Neve Rosso Sprague

Mein Name ist SpragueEmotional Hook: HARPOONED
You had us at Neve Rosso Sprague. Whose eyebrows don’t raise at the pomposity? Who doesn’t wonder what in God’s name you were thinking? Who can resist repeating Neve Rosso Sprague over and over again, imagining to what else the name might be applied? You lost us on finding your cat, but we’re reading further ’cause you’re absurd.

Graphic Appeal: SNORE
Standard. Blah. Any anal-retentive liberal arts asthmatic can center images and text. It takes a predatory marketer to make traffic stop and children beg their parents to join the cause. And you, big spender, are no advertising shark.
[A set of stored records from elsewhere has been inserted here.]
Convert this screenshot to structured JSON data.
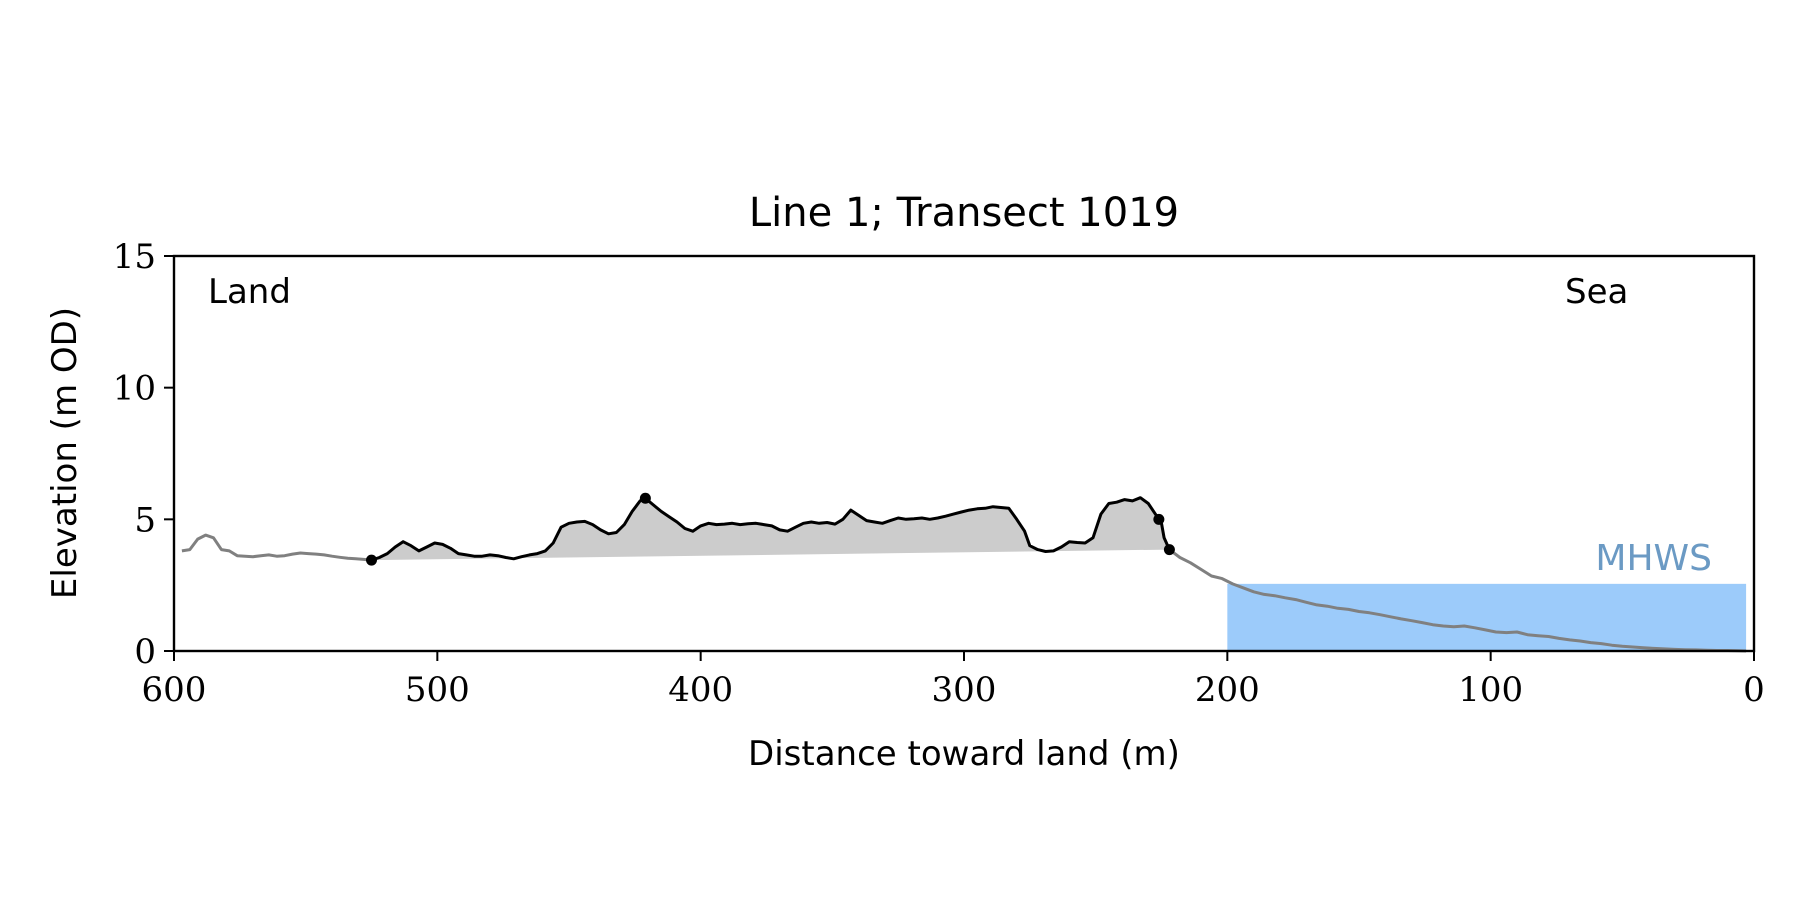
{
  "chart_data": {
    "type": "line",
    "title": "Line 1; Transect 1019",
    "xlabel": "Distance toward land (m)",
    "ylabel": "Elevation (m OD)",
    "xlim": [
      600,
      0
    ],
    "ylim": [
      0,
      15
    ],
    "x_reversed": true,
    "xticks": [
      600,
      500,
      400,
      300,
      200,
      100,
      0
    ],
    "yticks": [
      0,
      5,
      10,
      15
    ],
    "grid": false,
    "annotations": {
      "land": "Land",
      "sea": "Sea",
      "mhws": "MHWS"
    },
    "mhws": {
      "elevation": 2.55,
      "x_from": 200,
      "x_to": 3
    },
    "colors": {
      "profile": "#808080",
      "dune": "#000000",
      "dune_fill": "#cccccc",
      "mhws_fill": "#9ccbfa",
      "mhws_label": "#6b9ac4"
    },
    "profile": {
      "x": [
        597,
        594,
        591,
        588,
        585,
        582,
        579,
        576,
        573,
        570,
        567,
        564,
        561,
        558,
        555,
        552,
        549,
        546,
        543,
        540,
        537,
        534,
        531,
        528,
        525,
        222,
        218,
        214,
        210,
        206,
        202,
        198,
        194,
        190,
        186,
        182,
        178,
        174,
        170,
        166,
        162,
        158,
        154,
        150,
        146,
        142,
        138,
        134,
        130,
        126,
        122,
        118,
        114,
        110,
        106,
        102,
        98,
        94,
        90,
        86,
        82,
        78,
        74,
        70,
        66,
        62,
        58,
        54,
        50,
        46,
        42,
        38,
        34,
        30,
        26,
        22,
        18,
        14,
        10,
        6,
        3
      ],
      "y": [
        3.8,
        3.85,
        4.25,
        4.4,
        4.3,
        3.85,
        3.8,
        3.62,
        3.6,
        3.58,
        3.62,
        3.65,
        3.6,
        3.62,
        3.68,
        3.72,
        3.7,
        3.68,
        3.65,
        3.6,
        3.56,
        3.52,
        3.5,
        3.48,
        3.45,
        3.85,
        3.55,
        3.35,
        3.1,
        2.85,
        2.75,
        2.55,
        2.4,
        2.25,
        2.15,
        2.1,
        2.02,
        1.95,
        1.85,
        1.75,
        1.7,
        1.62,
        1.58,
        1.5,
        1.45,
        1.38,
        1.3,
        1.22,
        1.15,
        1.08,
        1.0,
        0.95,
        0.92,
        0.95,
        0.88,
        0.8,
        0.72,
        0.7,
        0.72,
        0.62,
        0.58,
        0.55,
        0.48,
        0.42,
        0.38,
        0.32,
        0.28,
        0.22,
        0.18,
        0.15,
        0.12,
        0.1,
        0.08,
        0.06,
        0.05,
        0.04,
        0.03,
        0.02,
        0.02,
        0.01,
        0.0
      ]
    },
    "dune": {
      "x": [
        525,
        522,
        519,
        516,
        513,
        510,
        507,
        504,
        501,
        498,
        495,
        492,
        489,
        486,
        483,
        480,
        477,
        474,
        471,
        468,
        465,
        462,
        459,
        456,
        453,
        450,
        447,
        444,
        441,
        438,
        435,
        432,
        429,
        426,
        423,
        421,
        418,
        415,
        412,
        409,
        406,
        403,
        400,
        397,
        394,
        391,
        388,
        385,
        382,
        379,
        376,
        373,
        370,
        367,
        364,
        361,
        358,
        355,
        352,
        349,
        346,
        343,
        340,
        337,
        334,
        331,
        328,
        325,
        322,
        319,
        316,
        313,
        310,
        307,
        304,
        301,
        298,
        295,
        292,
        289,
        286,
        283,
        280,
        277,
        275,
        272,
        269,
        266,
        263,
        260,
        257,
        254,
        251,
        248,
        245,
        242,
        239,
        236,
        233,
        230,
        228,
        226,
        225,
        224,
        222
      ],
      "y": [
        3.45,
        3.55,
        3.7,
        3.95,
        4.15,
        4.0,
        3.8,
        3.95,
        4.1,
        4.05,
        3.9,
        3.7,
        3.65,
        3.6,
        3.6,
        3.65,
        3.62,
        3.55,
        3.5,
        3.58,
        3.65,
        3.7,
        3.8,
        4.1,
        4.7,
        4.85,
        4.9,
        4.92,
        4.8,
        4.6,
        4.45,
        4.5,
        4.8,
        5.3,
        5.7,
        5.8,
        5.55,
        5.3,
        5.1,
        4.9,
        4.65,
        4.55,
        4.75,
        4.85,
        4.8,
        4.82,
        4.85,
        4.8,
        4.83,
        4.85,
        4.8,
        4.75,
        4.6,
        4.55,
        4.7,
        4.85,
        4.9,
        4.85,
        4.88,
        4.82,
        5.0,
        5.35,
        5.15,
        4.95,
        4.9,
        4.85,
        4.95,
        5.05,
        5.0,
        5.02,
        5.05,
        5.0,
        5.05,
        5.12,
        5.2,
        5.28,
        5.35,
        5.4,
        5.42,
        5.48,
        5.45,
        5.42,
        5.0,
        4.55,
        4.0,
        3.85,
        3.78,
        3.8,
        3.95,
        4.15,
        4.12,
        4.1,
        4.3,
        5.2,
        5.6,
        5.65,
        5.75,
        5.7,
        5.82,
        5.6,
        5.3,
        5.0,
        4.85,
        4.3,
        3.85
      ]
    },
    "markers": [
      {
        "x": 525,
        "y": 3.45
      },
      {
        "x": 421,
        "y": 5.8
      },
      {
        "x": 226,
        "y": 5.0
      },
      {
        "x": 222,
        "y": 3.85
      }
    ]
  }
}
Climate Durability: STANDARD
This specimen was in the best shape of those we found, with a two-month exposure being our best guess. Neve Rosso Sprague may have wandered further, but in search of what, knighthood?
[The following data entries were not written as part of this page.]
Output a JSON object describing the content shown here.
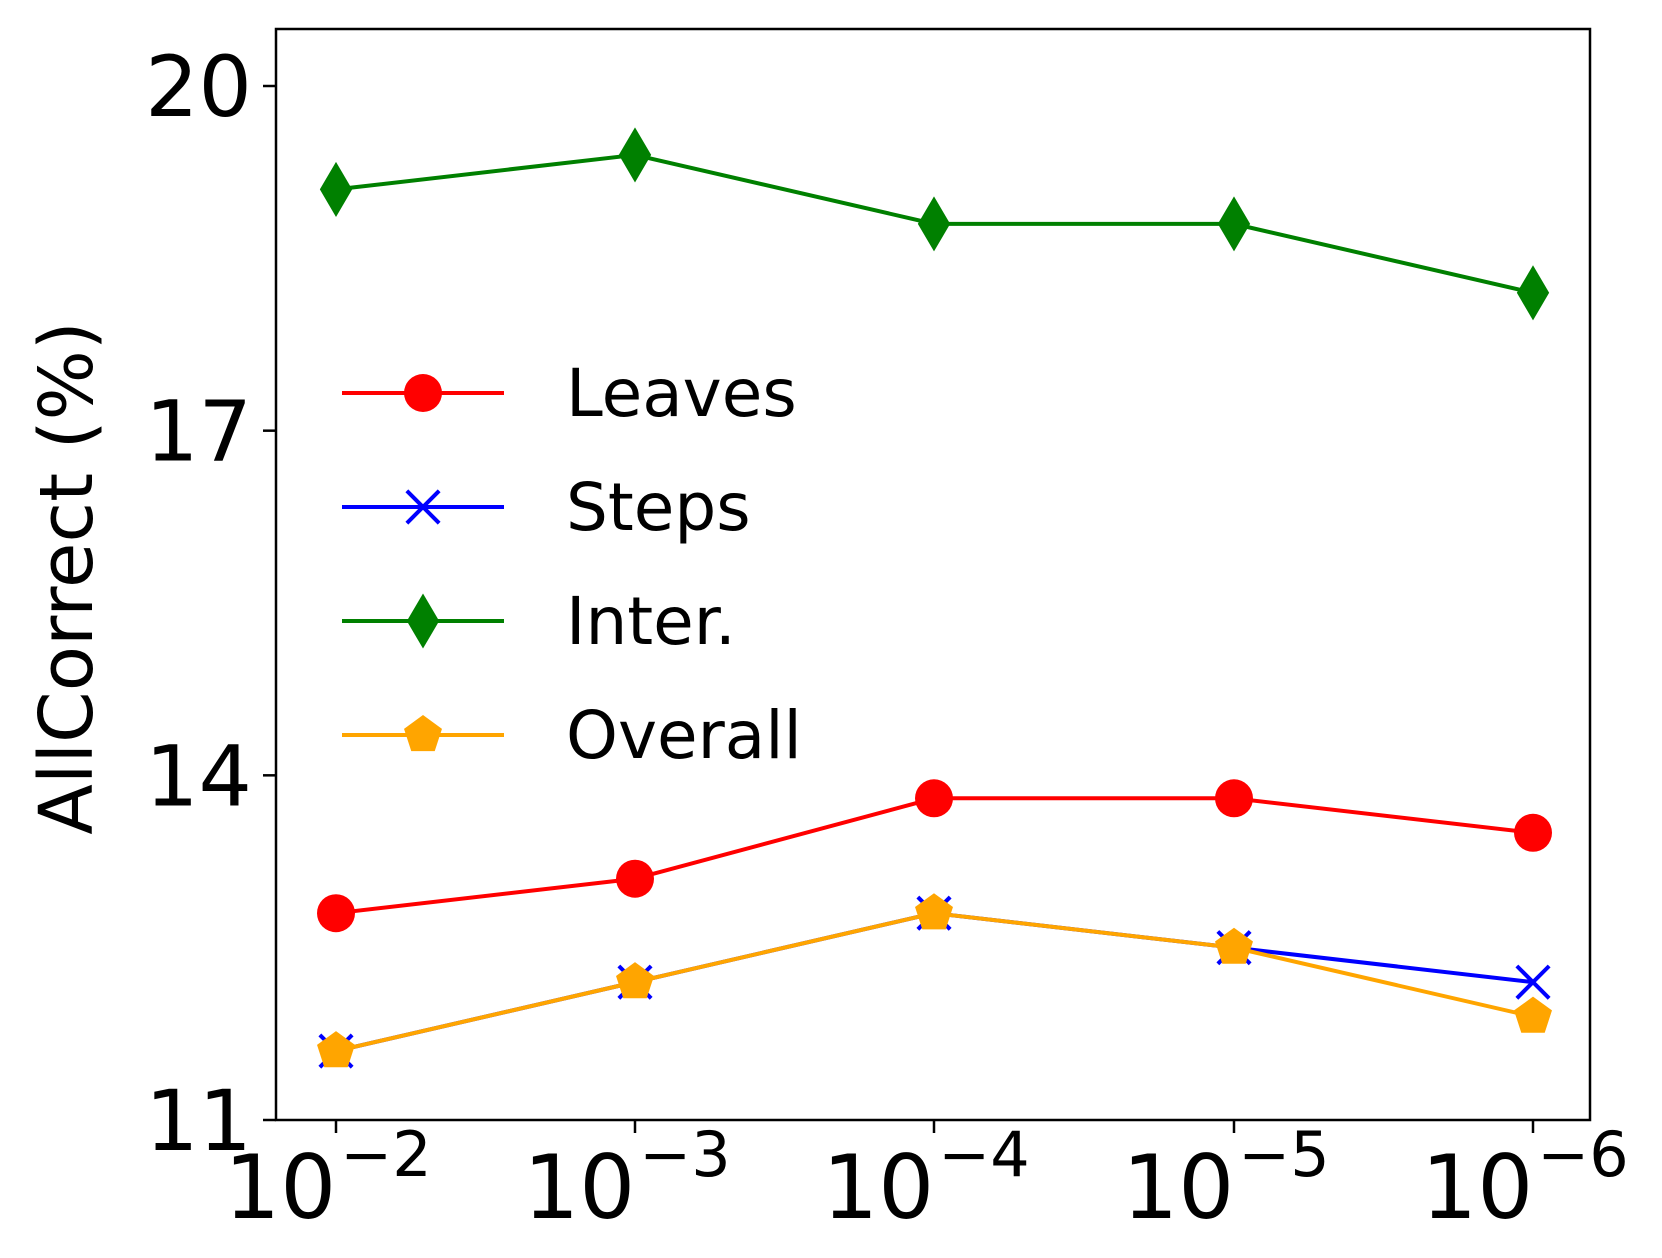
{
  "chart_data": {
    "type": "line",
    "title": "",
    "xlabel": "",
    "ylabel": "AllCorrect (%)",
    "x": [
      "10^-2",
      "10^-3",
      "10^-4",
      "10^-5",
      "10^-6"
    ],
    "x_tick_labels": [
      {
        "base": "10",
        "exp": "−2"
      },
      {
        "base": "10",
        "exp": "−3"
      },
      {
        "base": "10",
        "exp": "−4"
      },
      {
        "base": "10",
        "exp": "−5"
      },
      {
        "base": "10",
        "exp": "−6"
      }
    ],
    "y_ticks": [
      11,
      14,
      17,
      20
    ],
    "ylim": [
      11,
      20.5
    ],
    "grid": false,
    "legend_position": "center-left",
    "series": [
      {
        "name": "Leaves",
        "color": "#ff0000",
        "marker": "circle",
        "values": [
          12.8,
          13.1,
          13.8,
          13.8,
          13.5
        ]
      },
      {
        "name": "Steps",
        "color": "#0000ff",
        "marker": "x",
        "values": [
          11.6,
          12.2,
          12.8,
          12.5,
          12.2
        ]
      },
      {
        "name": "Inter.",
        "color": "#008000",
        "marker": "diamond",
        "values": [
          19.1,
          19.4,
          18.8,
          18.8,
          18.2
        ]
      },
      {
        "name": "Overall",
        "color": "#ffa500",
        "marker": "pentagon",
        "values": [
          11.6,
          12.2,
          12.8,
          12.5,
          11.9
        ]
      }
    ]
  }
}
Mein Name ist SpragueCoherency Index: SHORTSIGHTED 
Grinding salt into Sprague’s future wounds, you announce to other animals in the neighborhood that he has no fight instinct!? Not smart. Now even that divorcee’s Chihuahua with the bum paw is gonna know he can go after Sprague with no resistance.
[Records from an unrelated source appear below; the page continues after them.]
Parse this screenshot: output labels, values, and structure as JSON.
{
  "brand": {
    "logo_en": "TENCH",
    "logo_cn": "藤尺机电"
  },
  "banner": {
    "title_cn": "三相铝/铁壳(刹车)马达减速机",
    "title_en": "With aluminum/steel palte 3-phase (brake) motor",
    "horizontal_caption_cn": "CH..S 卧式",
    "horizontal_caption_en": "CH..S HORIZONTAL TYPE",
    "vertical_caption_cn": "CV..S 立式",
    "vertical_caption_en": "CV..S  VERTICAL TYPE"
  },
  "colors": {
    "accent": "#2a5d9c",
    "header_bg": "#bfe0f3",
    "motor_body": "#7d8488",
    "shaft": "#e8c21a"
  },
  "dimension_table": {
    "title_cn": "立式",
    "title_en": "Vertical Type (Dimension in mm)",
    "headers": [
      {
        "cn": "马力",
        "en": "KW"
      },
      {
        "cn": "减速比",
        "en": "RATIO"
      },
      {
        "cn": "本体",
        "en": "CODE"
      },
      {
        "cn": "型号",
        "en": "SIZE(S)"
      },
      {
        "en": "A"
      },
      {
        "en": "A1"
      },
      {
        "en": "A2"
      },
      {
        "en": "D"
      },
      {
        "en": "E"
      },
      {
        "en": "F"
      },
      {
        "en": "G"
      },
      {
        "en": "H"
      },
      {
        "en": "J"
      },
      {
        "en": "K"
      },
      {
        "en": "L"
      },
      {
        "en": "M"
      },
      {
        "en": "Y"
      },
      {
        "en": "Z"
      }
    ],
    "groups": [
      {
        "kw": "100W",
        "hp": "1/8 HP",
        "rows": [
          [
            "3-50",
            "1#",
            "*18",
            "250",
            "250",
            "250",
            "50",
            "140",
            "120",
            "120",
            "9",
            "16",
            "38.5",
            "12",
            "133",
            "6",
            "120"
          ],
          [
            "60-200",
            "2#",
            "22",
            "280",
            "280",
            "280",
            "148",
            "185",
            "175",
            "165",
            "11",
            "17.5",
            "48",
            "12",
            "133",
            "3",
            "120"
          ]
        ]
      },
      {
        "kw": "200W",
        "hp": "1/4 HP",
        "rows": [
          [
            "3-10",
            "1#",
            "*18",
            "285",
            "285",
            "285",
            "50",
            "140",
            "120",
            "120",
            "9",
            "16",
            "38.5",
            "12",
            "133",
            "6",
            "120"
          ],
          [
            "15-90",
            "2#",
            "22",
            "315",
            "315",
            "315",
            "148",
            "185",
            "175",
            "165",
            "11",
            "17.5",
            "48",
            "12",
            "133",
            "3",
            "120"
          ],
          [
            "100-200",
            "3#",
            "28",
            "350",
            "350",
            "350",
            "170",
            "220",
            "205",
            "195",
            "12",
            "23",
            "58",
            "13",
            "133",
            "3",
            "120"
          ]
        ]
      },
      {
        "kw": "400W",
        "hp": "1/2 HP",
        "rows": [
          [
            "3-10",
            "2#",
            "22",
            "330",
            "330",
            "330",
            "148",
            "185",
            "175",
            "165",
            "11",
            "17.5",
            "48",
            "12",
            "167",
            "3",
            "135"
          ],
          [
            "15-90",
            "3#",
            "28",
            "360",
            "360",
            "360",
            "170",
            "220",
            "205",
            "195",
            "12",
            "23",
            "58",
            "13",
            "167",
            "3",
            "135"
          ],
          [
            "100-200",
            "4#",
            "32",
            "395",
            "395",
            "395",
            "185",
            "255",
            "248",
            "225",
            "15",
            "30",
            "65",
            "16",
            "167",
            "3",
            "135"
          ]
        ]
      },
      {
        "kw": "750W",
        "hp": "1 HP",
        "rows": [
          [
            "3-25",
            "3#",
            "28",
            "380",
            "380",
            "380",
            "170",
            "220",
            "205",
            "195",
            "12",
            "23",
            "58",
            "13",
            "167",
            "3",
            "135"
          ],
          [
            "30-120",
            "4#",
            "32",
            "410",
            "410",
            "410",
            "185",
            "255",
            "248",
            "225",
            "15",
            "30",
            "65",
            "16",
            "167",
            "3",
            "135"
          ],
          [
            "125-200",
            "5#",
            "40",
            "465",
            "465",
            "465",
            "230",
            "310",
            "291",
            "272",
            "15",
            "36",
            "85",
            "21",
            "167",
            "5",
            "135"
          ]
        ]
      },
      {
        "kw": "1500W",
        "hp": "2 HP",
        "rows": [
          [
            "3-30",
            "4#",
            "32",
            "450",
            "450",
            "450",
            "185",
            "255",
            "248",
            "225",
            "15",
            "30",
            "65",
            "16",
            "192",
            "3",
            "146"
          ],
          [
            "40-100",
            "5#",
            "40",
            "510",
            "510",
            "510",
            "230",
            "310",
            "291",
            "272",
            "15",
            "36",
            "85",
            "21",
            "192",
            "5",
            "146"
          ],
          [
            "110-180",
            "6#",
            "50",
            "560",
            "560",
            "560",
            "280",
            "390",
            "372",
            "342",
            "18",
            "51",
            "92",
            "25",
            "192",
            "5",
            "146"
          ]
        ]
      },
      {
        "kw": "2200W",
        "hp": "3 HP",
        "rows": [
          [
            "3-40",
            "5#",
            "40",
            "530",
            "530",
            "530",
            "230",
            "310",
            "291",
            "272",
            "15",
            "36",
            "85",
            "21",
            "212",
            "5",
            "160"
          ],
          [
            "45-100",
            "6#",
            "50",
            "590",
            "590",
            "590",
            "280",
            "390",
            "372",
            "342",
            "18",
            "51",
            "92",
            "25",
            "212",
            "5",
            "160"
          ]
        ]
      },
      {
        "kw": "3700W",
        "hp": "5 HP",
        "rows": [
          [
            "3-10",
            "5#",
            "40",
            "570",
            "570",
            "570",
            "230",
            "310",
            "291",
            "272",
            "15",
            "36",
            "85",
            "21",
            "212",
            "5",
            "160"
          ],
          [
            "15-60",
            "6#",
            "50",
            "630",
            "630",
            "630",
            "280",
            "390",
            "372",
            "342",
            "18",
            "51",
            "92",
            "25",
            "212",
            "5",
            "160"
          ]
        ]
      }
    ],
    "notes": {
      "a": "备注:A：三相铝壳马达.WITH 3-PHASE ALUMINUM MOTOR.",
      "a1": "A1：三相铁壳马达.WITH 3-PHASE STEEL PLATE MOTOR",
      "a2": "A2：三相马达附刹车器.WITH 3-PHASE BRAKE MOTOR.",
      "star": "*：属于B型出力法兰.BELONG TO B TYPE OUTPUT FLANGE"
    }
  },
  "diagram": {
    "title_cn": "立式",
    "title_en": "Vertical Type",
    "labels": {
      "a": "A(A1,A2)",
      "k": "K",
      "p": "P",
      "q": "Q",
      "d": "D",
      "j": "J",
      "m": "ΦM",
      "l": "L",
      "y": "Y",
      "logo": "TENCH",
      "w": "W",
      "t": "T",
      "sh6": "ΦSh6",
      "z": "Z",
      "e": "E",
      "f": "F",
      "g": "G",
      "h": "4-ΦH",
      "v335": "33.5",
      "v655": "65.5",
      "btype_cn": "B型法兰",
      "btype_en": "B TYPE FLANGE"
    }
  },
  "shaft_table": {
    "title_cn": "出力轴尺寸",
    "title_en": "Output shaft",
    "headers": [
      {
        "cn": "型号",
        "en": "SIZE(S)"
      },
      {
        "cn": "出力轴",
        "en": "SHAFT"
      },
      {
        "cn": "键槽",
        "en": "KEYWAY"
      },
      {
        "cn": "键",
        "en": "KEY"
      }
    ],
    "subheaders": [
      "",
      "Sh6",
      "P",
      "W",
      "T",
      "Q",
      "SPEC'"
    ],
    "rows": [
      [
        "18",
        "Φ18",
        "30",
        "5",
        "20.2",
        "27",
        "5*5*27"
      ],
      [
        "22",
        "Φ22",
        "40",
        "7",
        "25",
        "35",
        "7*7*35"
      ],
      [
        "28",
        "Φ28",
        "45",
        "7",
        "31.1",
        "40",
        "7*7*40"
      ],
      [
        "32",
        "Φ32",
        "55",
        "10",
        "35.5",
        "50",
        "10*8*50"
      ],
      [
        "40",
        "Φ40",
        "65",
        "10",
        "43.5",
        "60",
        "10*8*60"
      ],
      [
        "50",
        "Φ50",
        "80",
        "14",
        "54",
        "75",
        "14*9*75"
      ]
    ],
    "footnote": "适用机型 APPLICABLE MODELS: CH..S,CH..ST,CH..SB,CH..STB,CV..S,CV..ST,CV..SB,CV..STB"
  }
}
Two flyers in a three-to-four block area? C’mon, Plato. Sure, posting handbills to telephone poles is a drag, but aren’t we trying to save Christmas here? One would think a crusade of such merit might garner a little more effort.

A cat named Neve Rosso Sprague indoor only? Get out! Good thing you mentioned it or we might’ve confused him with Chokes or Mayhem, or maybe that Russian Blue down the street called Arsenic.

Bonus Points/Additional Comments:
“Please help save our Christmas…” Yikes! Not the best pitch during what we’re told is a War on Christmas. The holiday is apparently being turned into a godless doom, and you’re using it to lean on people to find your cat.